When she first debuted in issue 250 of volume one, her background presentation bore a Silver Age-like quality told through a Bronze Age lens (“it was a case of sibling rivalry taken to the level of an all-out war!”): she was out to take revenge on the Flash herself, even to the point of enabling her brother Captain Cold to be captured and put in jail to keep him out of the way, and to do this, she tried to strike at the one whom Barry cared about most, that being his wife, Iris, using what her brother called a “freeze-dryer” that she stole from him, but her plans were foiled by the weapon’s being programmed only to target specific molecular structures, in this case the Flash’s. She’d initially thought that Iris was cheating on her husband with the Flash, but, as was told, she hadn’t ruled out the possibility of Barry being the Scarlet Speedster himself, and upon confirming this for real in this issue, she had a weapon over him that the other Rogues’ in town didn’t.

That’s one of the things that made her such a menace to Barry and family then, and it was also in this issue where she really proved herself to be quite a deadly foe indeed, and one of the best of Flash’s adversaries at the time.
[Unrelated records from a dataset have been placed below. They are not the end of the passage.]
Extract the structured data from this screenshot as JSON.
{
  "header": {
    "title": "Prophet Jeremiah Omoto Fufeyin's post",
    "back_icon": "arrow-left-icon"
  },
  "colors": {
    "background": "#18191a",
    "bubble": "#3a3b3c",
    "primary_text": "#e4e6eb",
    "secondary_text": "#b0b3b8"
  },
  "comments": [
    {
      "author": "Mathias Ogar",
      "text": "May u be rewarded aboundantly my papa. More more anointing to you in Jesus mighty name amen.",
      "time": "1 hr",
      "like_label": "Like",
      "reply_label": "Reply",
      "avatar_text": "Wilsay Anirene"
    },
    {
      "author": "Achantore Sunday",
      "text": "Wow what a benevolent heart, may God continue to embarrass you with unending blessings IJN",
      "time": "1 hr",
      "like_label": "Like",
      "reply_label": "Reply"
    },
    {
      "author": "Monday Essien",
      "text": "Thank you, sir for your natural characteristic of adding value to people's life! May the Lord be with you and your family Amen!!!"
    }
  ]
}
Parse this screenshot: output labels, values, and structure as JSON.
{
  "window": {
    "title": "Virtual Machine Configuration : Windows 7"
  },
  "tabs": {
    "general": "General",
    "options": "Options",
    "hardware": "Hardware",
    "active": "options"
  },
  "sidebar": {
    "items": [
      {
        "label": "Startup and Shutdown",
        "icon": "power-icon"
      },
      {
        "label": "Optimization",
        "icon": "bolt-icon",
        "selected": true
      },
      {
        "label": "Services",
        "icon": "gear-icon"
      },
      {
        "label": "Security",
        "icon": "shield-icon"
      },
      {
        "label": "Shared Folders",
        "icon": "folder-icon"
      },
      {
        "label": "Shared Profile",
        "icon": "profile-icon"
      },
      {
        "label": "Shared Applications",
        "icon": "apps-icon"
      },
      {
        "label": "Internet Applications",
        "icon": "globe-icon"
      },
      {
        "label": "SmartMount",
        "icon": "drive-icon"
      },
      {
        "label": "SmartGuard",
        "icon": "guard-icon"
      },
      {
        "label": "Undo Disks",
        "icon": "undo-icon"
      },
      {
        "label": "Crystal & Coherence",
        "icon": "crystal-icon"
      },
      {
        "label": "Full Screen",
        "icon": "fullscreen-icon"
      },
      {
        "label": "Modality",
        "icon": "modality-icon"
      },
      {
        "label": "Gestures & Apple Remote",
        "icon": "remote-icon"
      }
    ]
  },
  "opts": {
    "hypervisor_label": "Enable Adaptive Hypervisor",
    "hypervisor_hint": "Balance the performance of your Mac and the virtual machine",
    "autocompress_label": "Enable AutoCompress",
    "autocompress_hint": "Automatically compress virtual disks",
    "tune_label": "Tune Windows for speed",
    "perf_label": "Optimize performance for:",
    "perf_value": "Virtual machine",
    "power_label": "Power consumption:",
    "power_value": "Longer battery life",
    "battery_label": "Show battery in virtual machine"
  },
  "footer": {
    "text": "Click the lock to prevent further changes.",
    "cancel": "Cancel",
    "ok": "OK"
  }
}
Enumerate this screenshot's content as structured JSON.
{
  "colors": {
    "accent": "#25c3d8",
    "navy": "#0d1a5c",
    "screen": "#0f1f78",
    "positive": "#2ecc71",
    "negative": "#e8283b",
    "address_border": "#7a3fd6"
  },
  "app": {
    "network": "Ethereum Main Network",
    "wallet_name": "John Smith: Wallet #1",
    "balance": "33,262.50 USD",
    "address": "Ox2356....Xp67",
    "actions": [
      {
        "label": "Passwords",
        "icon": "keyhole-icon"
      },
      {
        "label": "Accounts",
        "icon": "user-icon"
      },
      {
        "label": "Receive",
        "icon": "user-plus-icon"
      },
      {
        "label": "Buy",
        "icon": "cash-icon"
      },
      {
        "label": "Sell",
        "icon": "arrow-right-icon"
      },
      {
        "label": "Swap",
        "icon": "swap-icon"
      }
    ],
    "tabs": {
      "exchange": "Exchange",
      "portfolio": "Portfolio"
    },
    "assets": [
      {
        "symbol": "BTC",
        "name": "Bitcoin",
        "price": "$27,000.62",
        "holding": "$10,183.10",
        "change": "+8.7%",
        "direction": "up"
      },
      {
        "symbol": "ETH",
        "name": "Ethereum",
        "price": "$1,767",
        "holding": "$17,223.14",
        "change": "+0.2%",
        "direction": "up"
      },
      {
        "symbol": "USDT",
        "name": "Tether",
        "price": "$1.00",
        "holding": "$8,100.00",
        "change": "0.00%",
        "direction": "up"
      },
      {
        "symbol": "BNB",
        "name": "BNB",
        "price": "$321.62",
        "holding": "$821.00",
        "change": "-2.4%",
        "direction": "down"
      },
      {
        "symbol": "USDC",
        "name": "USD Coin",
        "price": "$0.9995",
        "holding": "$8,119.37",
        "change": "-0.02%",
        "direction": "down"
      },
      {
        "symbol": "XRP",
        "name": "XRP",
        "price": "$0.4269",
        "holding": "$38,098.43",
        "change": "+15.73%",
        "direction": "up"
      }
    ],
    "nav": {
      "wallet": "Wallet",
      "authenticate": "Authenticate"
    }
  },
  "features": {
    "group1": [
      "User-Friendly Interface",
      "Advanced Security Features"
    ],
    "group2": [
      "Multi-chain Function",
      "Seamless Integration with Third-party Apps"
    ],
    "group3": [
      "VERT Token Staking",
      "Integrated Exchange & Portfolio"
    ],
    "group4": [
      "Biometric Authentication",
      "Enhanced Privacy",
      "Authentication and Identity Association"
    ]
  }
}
After reading her debut appearance in 1977, I might’ve thought that she wouldn’t be more than a one-shot character. Bates proved me wrong. Not only did she strike again, with a plot that was “a thousand times worse!” as told at the end of the issue released prior to this one, she brought out the ammo that gave her the edge over Barry too. And while she’d initially used a few of the Top’s own devices (and also one of her brother’s) as her weapons for making the Flash’s life into “a living hell”, as she herself put it when she first debuted, here she came up with her own personal trade, that being diamonds and other jewelry, with technological installations inside them that made them into menacing weapons indeed.

Years later, in 1996, she was killed off. While she was an effective villainess when Barry was alive, she’d become mostly redundant when he was dead, and the writers no longer knew what else to do with her. But she’ll always be well remembered by me as an excellent villainess who knew how to hold a sword over Barry’s head, due to her knowledge of his secret identity.

Check out this issue for Barry Allen’s only, but very effective, female adversary.